India, too, was influenced by this wave. In the eighties, Nayakan, a Tamil film based on the life an underworld don, Varadaraj Mudaliar, directed by Mani Ratnam, catapulted him and the lead actor to critical acclaim worldwide. However, in the end of the film, the protagonist, Velu Nayakan, was shot and killed by a mentally retarded child of the police officer whom he had killed earlier. Justice was served not by the police force but by the hands of an innocent child.
In the nineties too, crime didn’t give you happiness, even if it was getting sexier. Satya directed by Ram Gopal Verma, created new genre called the Mumbai noir. Here too, the anti-hero Satya was shot dead on the doorstep of his lover Vidya’s house.
As more and more actors get acquitted from serious crime, the idea of jurisprudence is getting questioned. The filmmakers’ voice and the audiences’ taste also seem to be changing.
The era of cinema being a moral compass of society is over. It has slowly been replaced by cinema that is now a reflection of the world we live in.
In the recent hit Tamil film, Vikram and Vedha written and directed by Pushkar and Gayatri, the encounter cop, Vikram, is entrusted with the task of killing a criminal, Veda. Vikram, played by Madhavan, ends up getting sucked into the strange world of storytelling of Veda played by Vijay Sethupathi, and questions our notions of right and wrong. Vikram finally ends up shooting the corrupt policemen and the film ends with Vikram and Veda surviving the shootout and becoming the cop and the buddy.
The lines between right and wrong, good and evil are getting blurred.
In Thondimuthalum Driksakshiyum, a Malayalam film, directed by Dileesh Pothan, a newly married couple travel in a bus in North Kerala. The heroine’s chain is snatched by a thief, the protagonist of the film, played by Fahad Fazil. The thief is caught, but the chain is missing. The bus-load of passengers arrive at the police station to handover the suspect to the police. This is where most films ended in the past. The criminal is caught and law would take its course and the audience could go home satisfied that justice has prevailed.
However, this film is made in 2017. It takes us into the bizarre world of a small rural Police station, bumbling, fumbling ageing policemen, the duplicity and ethical dilemma of the law enforcer, the struggle of an ordinary citizen hoping for justice and the casual indifference of the criminal. The judiciary is totally absent in this crime saga. The role of judges handing over death sentences seems passé, in the era of encounter killings.

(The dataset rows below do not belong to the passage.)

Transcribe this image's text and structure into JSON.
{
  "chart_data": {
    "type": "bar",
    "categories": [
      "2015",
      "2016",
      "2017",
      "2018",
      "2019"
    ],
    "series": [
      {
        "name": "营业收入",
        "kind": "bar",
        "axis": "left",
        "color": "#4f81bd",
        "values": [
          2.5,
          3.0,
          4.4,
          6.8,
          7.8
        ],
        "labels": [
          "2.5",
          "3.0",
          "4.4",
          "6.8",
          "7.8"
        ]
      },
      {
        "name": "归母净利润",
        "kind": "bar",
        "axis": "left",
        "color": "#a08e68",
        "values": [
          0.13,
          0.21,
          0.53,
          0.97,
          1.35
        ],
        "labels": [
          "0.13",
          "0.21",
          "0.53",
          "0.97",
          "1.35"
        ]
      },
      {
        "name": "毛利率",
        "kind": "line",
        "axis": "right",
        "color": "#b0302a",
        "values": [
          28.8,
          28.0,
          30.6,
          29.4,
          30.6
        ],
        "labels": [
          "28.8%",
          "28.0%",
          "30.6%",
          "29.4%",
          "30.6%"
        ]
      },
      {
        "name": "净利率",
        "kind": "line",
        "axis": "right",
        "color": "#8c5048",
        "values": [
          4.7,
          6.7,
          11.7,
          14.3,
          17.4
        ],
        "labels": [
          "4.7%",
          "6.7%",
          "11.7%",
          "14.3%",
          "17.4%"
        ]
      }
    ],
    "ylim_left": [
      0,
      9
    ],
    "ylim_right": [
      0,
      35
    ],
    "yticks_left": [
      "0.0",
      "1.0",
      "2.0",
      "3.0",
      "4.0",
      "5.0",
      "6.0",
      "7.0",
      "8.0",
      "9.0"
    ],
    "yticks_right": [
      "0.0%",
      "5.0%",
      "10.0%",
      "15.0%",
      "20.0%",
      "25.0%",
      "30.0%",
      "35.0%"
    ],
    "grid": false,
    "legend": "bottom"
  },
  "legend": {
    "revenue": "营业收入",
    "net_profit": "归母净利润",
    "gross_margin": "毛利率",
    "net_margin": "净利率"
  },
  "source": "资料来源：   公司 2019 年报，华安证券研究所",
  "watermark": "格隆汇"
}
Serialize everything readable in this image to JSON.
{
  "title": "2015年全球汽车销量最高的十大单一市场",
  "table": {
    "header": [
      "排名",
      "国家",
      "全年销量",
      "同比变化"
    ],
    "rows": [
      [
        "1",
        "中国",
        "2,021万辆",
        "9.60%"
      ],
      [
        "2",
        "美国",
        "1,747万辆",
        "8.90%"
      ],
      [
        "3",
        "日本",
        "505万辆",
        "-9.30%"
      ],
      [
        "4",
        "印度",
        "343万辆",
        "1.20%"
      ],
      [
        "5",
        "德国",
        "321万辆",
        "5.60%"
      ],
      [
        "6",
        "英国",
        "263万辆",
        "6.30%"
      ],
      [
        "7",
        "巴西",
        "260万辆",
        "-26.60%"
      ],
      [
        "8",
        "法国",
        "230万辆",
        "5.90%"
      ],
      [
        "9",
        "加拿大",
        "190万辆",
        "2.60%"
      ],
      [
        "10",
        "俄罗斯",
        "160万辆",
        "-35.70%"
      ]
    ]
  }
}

Out of the darkened theatre, into the glaring Kerala sun another saga is playing out on TV. Audiences are riveted to the real life sleaze and crime drama in which TRPs are zooming for the news channels.
Dileep, a leading actor of Malayalam cinema, has been arrested for allegedly organising the abduction and assault of an actress. The actress had apparently squealed on Dileep having an affair with another actress to his then wife. The infuriated actor is alleged to have hatched a conspiracy and a Quotation was allegedly paid for a crime to be committed four years later.
This was a crime not against some yellow journalist or some poor black buck. It was a crime against a woman on the busy street of Kochi, in India’s most literate state.
The Chief Minister of Kerala and the film industry who had asked for a media closure of the case, have done a U-turn and called for his conviction. The television anchors have passed judgement, Dileep has been sentenced on prime time, booed in public and his restaurants attacked but will the evidence hold in court?
Will Dileep be acquitted? Will he resurface and become the superstar again or will he suffer the fate of M K Thyagaraja Bagavathar? Only time will tell. Whatever his legal team does, he better get hold of some political party and give himself a white wash to change his image. For even in our morally agnostic times, the hero of the silver screen is always the ones who saves the woman and the oppressed from the evil and powerful forces.